Como foi isto (a eleição de Donald Trump) possível? Como se chegou até aqui? Para estas perguntas haverá nos próximas semanas múltiplas respostas.

Trump derrotou Hillary, mas de alguma forma derrotou também o legado de Barack Obama. O estado do país foi o melhor rastilho para a vitória de Trump. E o empenho do actual Presidente na campanha eleitoral revelou-se insuficiente para evitar a derrota.

O populismo de Trump foi música para os ouvidos de muitos americanos que nos últimos anos empobreceram enquanto o país crescia. Desprotegidos no presente e assustados com o futuro acreditaram num candidato que parecia ter tudo para sair derrotado. Fanfarrão, provocador e ofensivo, Trump derrotou uma Hillary Clinton combativa, mas identificada com o sistema.

Socialmente, Hillary tinha uma agenda ambiciosa que lhe havia sido imposta por Bernie Sanders. Mas para responder ao sobressalto social americano, a receita escolhida acabou por não vir da esquerda. Com isto, não digo que tenha vindo da direita, porque é difícil perceber as verdadeiras convicções de Trump. Essencialmente, Trump acredita nele próprio e naquilo que o pode levar a atingir os seus objectivos. E o eleitorado, órfão de quase tudo, decidiu acreditar em quem não acredita em quase nada.
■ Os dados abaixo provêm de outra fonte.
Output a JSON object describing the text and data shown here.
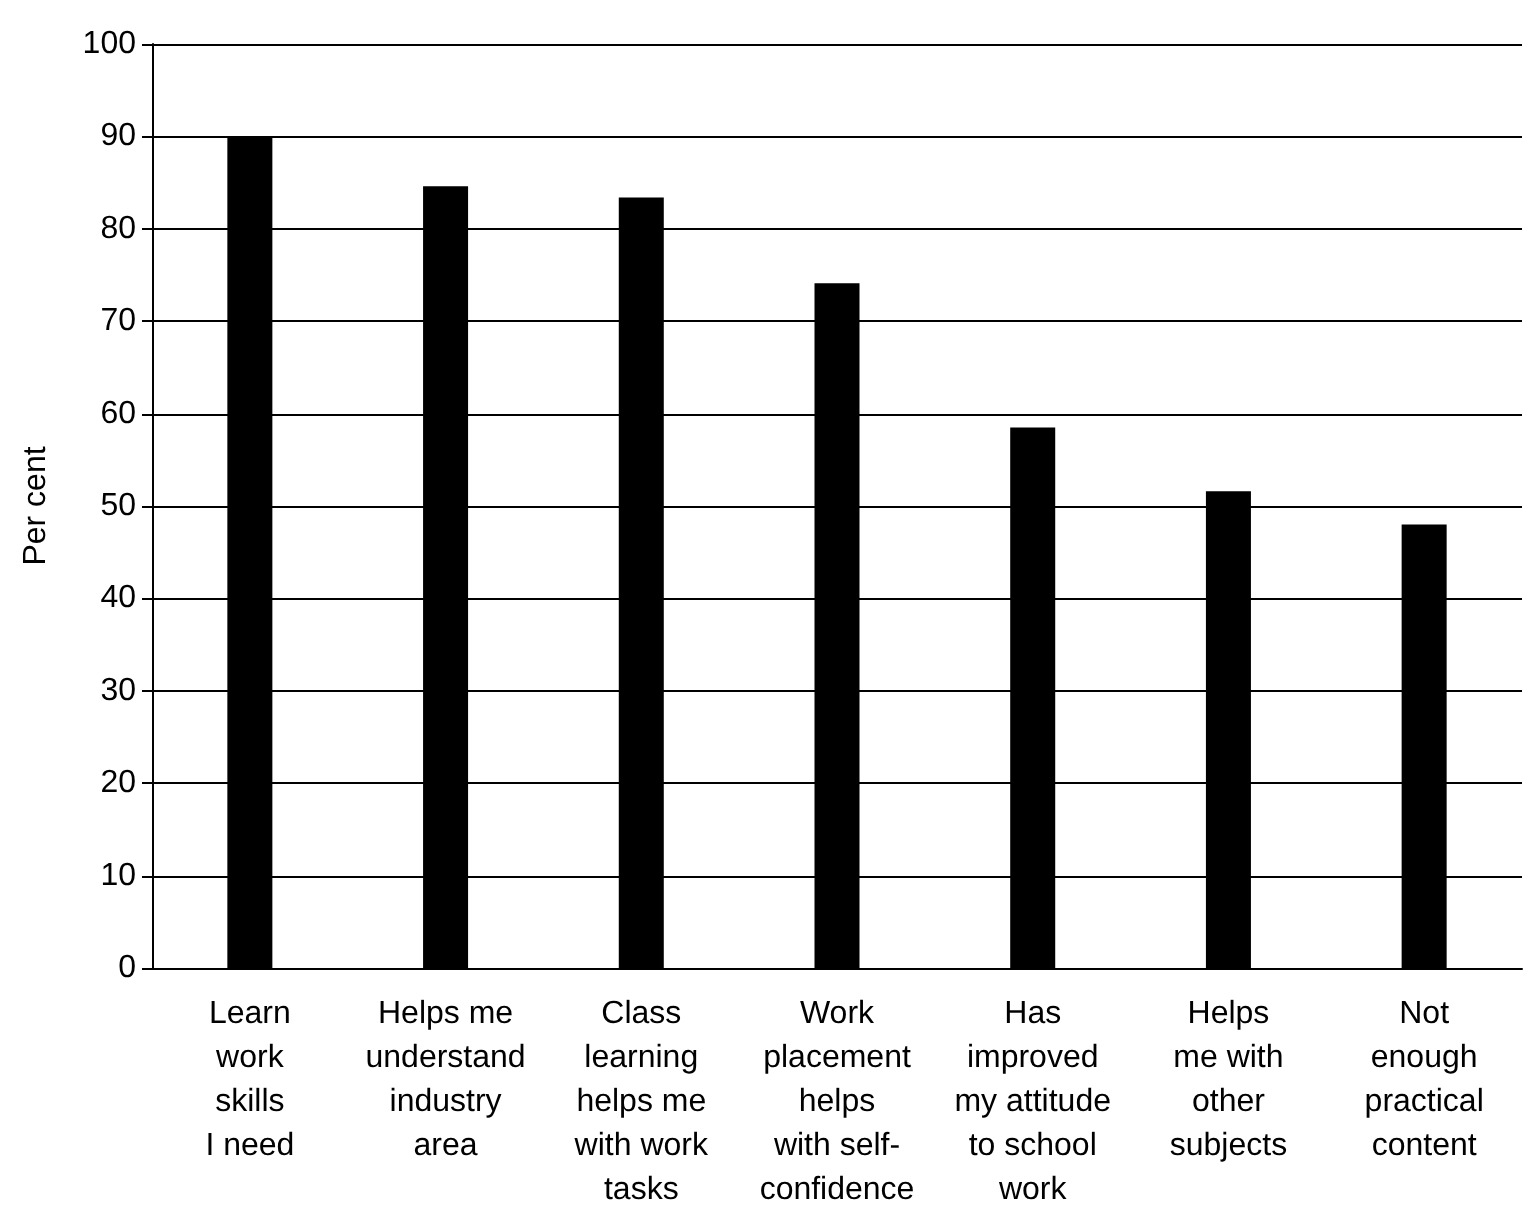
{
  "chart_data": {
    "type": "bar",
    "ylabel": "Per cent",
    "categories": [
      "Learn\nwork\nskills\nI need",
      "Helps me\nunderstand\nindustry\narea",
      "Class\nlearning\nhelps me\nwith work\ntasks",
      "Work\nplacement\nhelps\nwith self-\nconfidence",
      "Has\nimproved\nmy attitude\nto school\nwork",
      "Helps\nme with\nother\nsubjects",
      "Not\nenough\npractical\ncontent"
    ],
    "values": [
      90,
      84.6,
      83.4,
      74.1,
      58.5,
      51.6,
      48
    ],
    "color": "#000000",
    "ylim": [
      0,
      100
    ],
    "yticks": [
      0,
      10,
      20,
      30,
      40,
      50,
      60,
      70,
      80,
      90,
      100
    ],
    "grid": "y"
  }
}
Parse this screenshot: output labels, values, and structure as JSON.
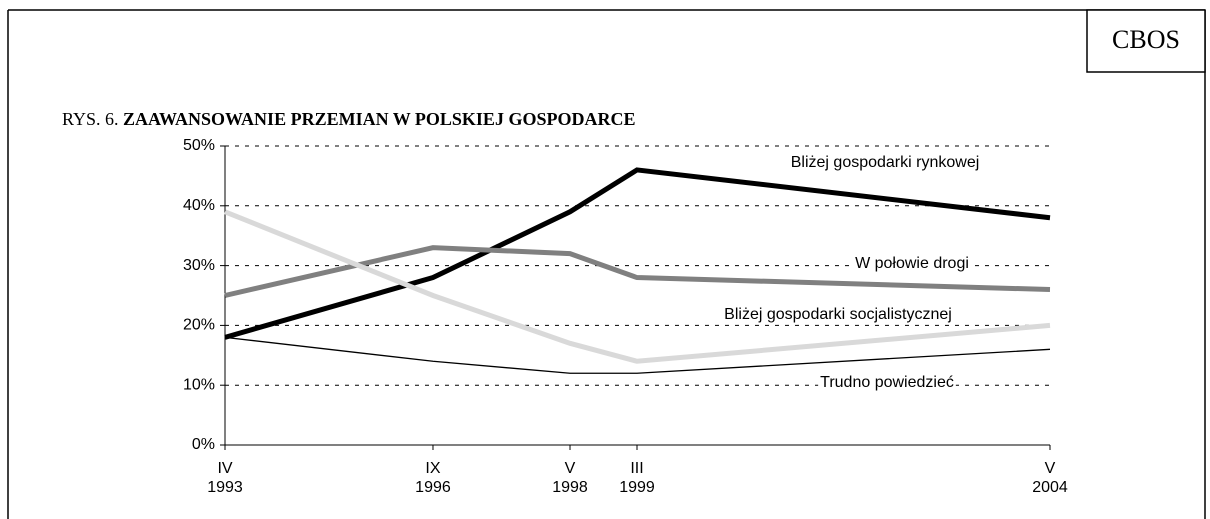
{
  "brand": "CBOS",
  "chart_data": {
    "type": "line",
    "title_prefix": "RYS. 6.",
    "title": "ZAAWANSOWANIE PRZEMIAN W POLSKIEJ GOSPODARCE",
    "categories": [
      [
        "IV",
        "1993"
      ],
      [
        "IX",
        "1996"
      ],
      [
        "V",
        "1998"
      ],
      [
        "III",
        "1999"
      ],
      [
        "V",
        "2004"
      ]
    ],
    "series": [
      {
        "name": "Bliżej gospodarki rynkowej",
        "color": "#000000",
        "values": [
          18,
          28,
          39,
          46,
          38
        ]
      },
      {
        "name": "W połowie drogi",
        "color": "#808080",
        "values": [
          25,
          33,
          32,
          28,
          26
        ]
      },
      {
        "name": "Bliżej gospodarki socjalistycznej",
        "color": "#d9d9d9",
        "values": [
          39,
          25,
          17,
          14,
          20
        ]
      },
      {
        "name": "Trudno powiedzieć",
        "color": "#000000",
        "values": [
          18,
          14,
          12,
          12,
          16
        ]
      }
    ],
    "ylim": [
      0,
      50
    ],
    "yticks": [
      {
        "value": 0,
        "label": "0%"
      },
      {
        "value": 10,
        "label": "10%"
      },
      {
        "value": 20,
        "label": "20%"
      },
      {
        "value": 30,
        "label": "30%"
      },
      {
        "value": 40,
        "label": "40%"
      },
      {
        "value": 50,
        "label": "50%"
      }
    ],
    "grid": true
  }
}
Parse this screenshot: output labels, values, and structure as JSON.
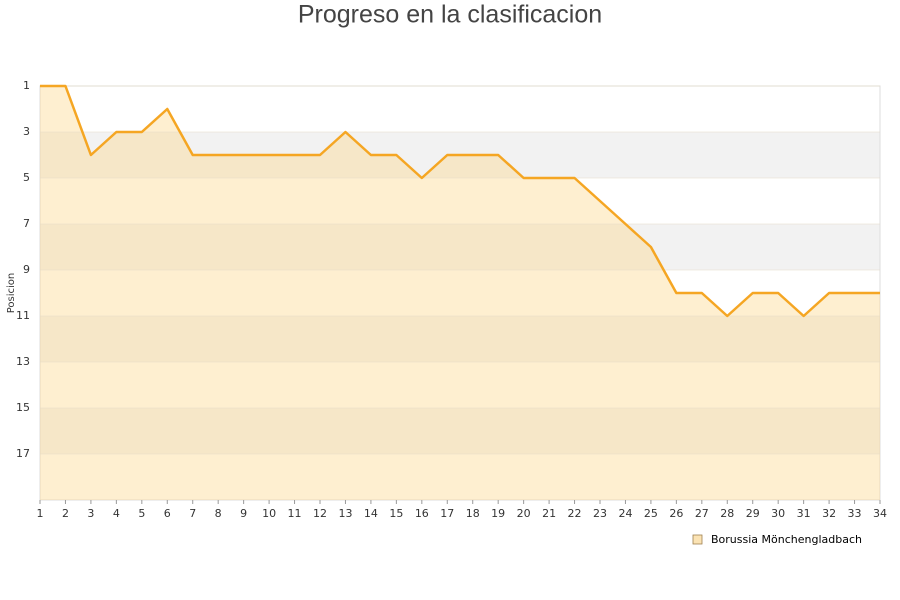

Cerca de metade da sociedade americana optou por um candidato que tem sabido retirar do sistema tudo o que lhe interessa, mas que montou a sua campanha como se de um outsider se tratasse. Só que não é.

Ao longo da sua vida pública e empresarial, Donald Trump tem vivido do sistema, e com o sistema, e em todas as suas entrelinhas: desde a legislação fiscal até aos favores do “star system” americano e dos “reality shows”.

O Trump que chega a Washington a bordo do seu próprio avião para conversar com Barack Obama, não é nem pode ser anti-sistema. Mas enquanto lhe der jeito desempenhará o papel de forma conveniente, porque a retórica anti-sistema permitiu-lhe ir ao encontro de muitas franjas da sociedade americana, fustigadas pela crise e pelo desencanto.

Para explicar a cavalgada populista de Donald Trump há também quem aponte o dedo à internet e às redes sociais. Para o bem e para o mal, ninguém pode ignorar o poder das novas ferramentas de comunicação; até na difusão das coisas mais cobardes e abjectas que sempre existiram, mas que encontram agora novo território de afirmação. E é verdade que Trump foi claramente eficaz no combate digital.

Em todo o caso, o populismo não nasceu com a Internet. Não consta que tenham sido as redes sociais a impulsionar a vitória de Hitler nas eleições alemãs.

Hoje como no passado, nas redes como noutros espaços da vida social, o populismo contagia e propaga-se quando ao desencanto se juntam o défice de convicções e de comparência. Sem convicções autênticas protagonizadas por gente credível é difícil combater o populismo. E voltar as costas às redes sociais deixaria o terreno (ainda mais) livre para todo o tipo de instrumentalização que explora, de modo massivo e global, os instintos mais baixos e primários.

Depois do Brexit, o populismo arrecadou nova vitória com a eleição de Trump. Na Europa receia-se agora que no próximo ano a França possa sucumbir a Marie Le Pen e até o ministro alemão das finanças já expressou a sua ansiedade quanto ao futuro.

A Europa tem vindo a perder densidade de pensamento e de convicções, entregando a sua sorte aos ventos da economia. Mas quando a economia não resolve, o panorama complica-se. Resta saber como é que os efeitos do Brexit e da eleição de Trump vão ser digeridos pelos eleitores europeus.

De resto, sobram ainda grandes incógnitas quanto ao processo do Brexit. A pressão para um novo referendo não vai abrandar tão cedo. Como é cedo para avaliar o início do mandato do novo presidente americano.

Para já, no discurso de vitória, Trump deixou no ar um certo sabor presidencial, pelo seu carácter inclusivo e até pelo modo como se referiu à sua adversária. Este Trump presidencial e conciliador dificilmente teria ganho as eleições; e se Hillary tivesse sido tão autêntica na campanha como foi no discurso da derrota, talvez não as tivesse perdido.